Context-Inappropriate Capability

Medium
Confidence
99% confidence
Finding
The code embeds a live-looking default API credential directly in source and automatically uses it when the environment variable is unset. This can expose the service account to anyone with code access, enable unauthorized API use, and cause accidental secret reuse across deployments.
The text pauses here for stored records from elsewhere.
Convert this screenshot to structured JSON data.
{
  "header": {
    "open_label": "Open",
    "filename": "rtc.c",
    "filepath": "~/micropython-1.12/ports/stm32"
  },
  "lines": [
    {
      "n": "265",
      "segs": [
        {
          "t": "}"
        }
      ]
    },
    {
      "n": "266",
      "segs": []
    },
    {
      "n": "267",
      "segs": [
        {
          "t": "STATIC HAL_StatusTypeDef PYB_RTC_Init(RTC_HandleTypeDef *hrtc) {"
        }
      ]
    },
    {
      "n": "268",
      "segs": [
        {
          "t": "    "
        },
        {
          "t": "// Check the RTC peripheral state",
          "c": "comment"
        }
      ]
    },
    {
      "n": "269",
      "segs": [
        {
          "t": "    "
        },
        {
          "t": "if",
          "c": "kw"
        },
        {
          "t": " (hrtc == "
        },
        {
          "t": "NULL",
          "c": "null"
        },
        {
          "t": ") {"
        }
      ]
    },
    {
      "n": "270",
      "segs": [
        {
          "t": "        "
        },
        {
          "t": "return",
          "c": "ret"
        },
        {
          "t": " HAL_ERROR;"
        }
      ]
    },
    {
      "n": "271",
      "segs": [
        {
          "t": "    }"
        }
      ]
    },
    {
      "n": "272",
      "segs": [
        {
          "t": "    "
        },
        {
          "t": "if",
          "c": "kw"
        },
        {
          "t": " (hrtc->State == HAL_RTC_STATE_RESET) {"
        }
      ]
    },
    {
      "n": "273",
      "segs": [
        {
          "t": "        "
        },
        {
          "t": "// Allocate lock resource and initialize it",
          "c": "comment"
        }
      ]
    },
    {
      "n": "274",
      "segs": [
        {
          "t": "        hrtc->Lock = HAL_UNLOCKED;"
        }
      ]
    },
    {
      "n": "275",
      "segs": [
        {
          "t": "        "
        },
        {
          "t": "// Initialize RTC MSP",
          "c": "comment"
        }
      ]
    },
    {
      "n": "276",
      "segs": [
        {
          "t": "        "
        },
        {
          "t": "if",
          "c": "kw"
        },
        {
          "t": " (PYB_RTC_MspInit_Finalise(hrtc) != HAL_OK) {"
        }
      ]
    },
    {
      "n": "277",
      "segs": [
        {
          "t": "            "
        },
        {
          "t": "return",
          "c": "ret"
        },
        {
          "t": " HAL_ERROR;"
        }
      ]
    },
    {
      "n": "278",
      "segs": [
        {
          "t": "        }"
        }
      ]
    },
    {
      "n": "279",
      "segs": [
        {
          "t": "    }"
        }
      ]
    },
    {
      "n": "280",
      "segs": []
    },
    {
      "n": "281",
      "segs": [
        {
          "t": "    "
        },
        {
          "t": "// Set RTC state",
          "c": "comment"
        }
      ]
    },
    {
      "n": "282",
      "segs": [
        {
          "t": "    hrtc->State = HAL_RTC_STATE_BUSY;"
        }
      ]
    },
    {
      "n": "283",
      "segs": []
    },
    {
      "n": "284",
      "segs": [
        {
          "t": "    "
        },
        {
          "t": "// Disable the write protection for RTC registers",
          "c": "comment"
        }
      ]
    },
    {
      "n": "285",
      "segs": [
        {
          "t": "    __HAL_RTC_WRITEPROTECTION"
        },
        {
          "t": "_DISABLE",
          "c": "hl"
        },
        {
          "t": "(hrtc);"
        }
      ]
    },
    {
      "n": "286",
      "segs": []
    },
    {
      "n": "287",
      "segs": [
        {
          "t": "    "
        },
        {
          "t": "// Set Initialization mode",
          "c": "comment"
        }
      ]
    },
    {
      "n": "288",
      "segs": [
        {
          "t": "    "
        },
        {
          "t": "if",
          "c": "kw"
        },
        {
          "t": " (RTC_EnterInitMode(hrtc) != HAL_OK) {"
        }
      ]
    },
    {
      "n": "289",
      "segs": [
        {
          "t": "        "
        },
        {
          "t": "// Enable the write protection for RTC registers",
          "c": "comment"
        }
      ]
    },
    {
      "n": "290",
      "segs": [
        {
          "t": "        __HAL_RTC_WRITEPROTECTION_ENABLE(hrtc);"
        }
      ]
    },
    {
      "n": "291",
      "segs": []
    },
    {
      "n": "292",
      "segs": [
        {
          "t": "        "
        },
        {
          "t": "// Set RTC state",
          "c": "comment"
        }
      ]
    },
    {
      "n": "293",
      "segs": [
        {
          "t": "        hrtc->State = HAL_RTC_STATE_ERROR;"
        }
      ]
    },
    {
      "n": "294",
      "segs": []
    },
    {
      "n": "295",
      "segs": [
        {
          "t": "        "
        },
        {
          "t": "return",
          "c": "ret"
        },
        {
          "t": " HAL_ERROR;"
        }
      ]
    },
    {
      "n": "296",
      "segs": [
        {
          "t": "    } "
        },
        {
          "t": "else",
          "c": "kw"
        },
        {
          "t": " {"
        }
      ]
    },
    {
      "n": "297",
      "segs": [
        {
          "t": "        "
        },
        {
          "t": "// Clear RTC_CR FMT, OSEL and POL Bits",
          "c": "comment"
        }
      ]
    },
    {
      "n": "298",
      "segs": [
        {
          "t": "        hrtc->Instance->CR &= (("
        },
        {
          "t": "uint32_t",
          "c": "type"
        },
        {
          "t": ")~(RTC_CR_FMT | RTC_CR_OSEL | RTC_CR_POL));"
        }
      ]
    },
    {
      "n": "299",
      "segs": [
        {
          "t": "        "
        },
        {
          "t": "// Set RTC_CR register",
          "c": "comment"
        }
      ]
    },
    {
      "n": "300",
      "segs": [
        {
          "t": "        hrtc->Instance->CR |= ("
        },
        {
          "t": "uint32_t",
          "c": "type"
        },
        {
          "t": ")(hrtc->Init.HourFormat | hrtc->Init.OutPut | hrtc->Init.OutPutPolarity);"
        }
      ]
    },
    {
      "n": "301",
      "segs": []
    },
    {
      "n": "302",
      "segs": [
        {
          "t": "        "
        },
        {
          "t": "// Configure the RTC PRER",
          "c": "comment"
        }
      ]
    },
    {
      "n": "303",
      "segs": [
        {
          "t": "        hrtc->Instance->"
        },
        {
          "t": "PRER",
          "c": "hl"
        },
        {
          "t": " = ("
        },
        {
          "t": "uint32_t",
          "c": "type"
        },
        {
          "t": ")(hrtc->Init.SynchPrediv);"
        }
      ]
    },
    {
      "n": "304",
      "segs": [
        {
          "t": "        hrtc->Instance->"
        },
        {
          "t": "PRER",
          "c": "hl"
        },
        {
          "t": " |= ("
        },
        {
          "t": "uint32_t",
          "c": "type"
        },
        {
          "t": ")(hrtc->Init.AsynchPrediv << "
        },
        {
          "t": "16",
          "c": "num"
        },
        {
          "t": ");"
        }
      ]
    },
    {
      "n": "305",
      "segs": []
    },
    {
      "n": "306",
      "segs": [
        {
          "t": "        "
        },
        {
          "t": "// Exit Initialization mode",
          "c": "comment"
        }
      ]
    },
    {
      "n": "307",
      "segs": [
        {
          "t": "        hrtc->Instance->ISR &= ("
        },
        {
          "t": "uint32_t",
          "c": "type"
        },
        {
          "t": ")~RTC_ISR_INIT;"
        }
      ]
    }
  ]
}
Context-Inappropriate Capability

High
Confidence
99% confidence
Finding
A hardcoded bearer token is embedded directly in source code and then used to authenticate requests to a remote game API. Anyone who can read the file can recover the credential and impersonate the skill, access associated API capabilities, or abuse the account until the key is rotated.

Vague Triggers

Medium
Confidence
83% confidence
Finding
The trigger phrases are broad and overlap with normal conversation, making accidental activation more likely. Because this skill can automate gameplay actions and potentially interact with networked services, a false trigger could cause unintended room creation, matching, or move submission.

Missing User Warnings

Medium
Confidence
90% confidence
Finding
The skill advertises automatic move computation and submission but does not clearly warn users that it may play on their behalf. Missing disclosure reduces informed consent and increases the chance of unintended automated actions on an external service.

Missing User Warnings

High
Confidence
98% confidence
Finding
The documentation not only exposes an API key but also fails to include any security warning or handling guidance. This increases the likelihood that users will reuse, trust, or mishandle the credential, compounding the risk of unauthorized API access.

Missing User Warnings

High
Confidence
99% confidence
Finding
The code uses a hardcoded API credential for authenticated network calls without any disclosure or user control. This is dangerous because the secret can be extracted from the skill and reused by unauthorized parties, turning the skill into a vehicle for credential leakage and downstream API abuse.

VirusTotal

66/66 vendors flagged this skill as clean.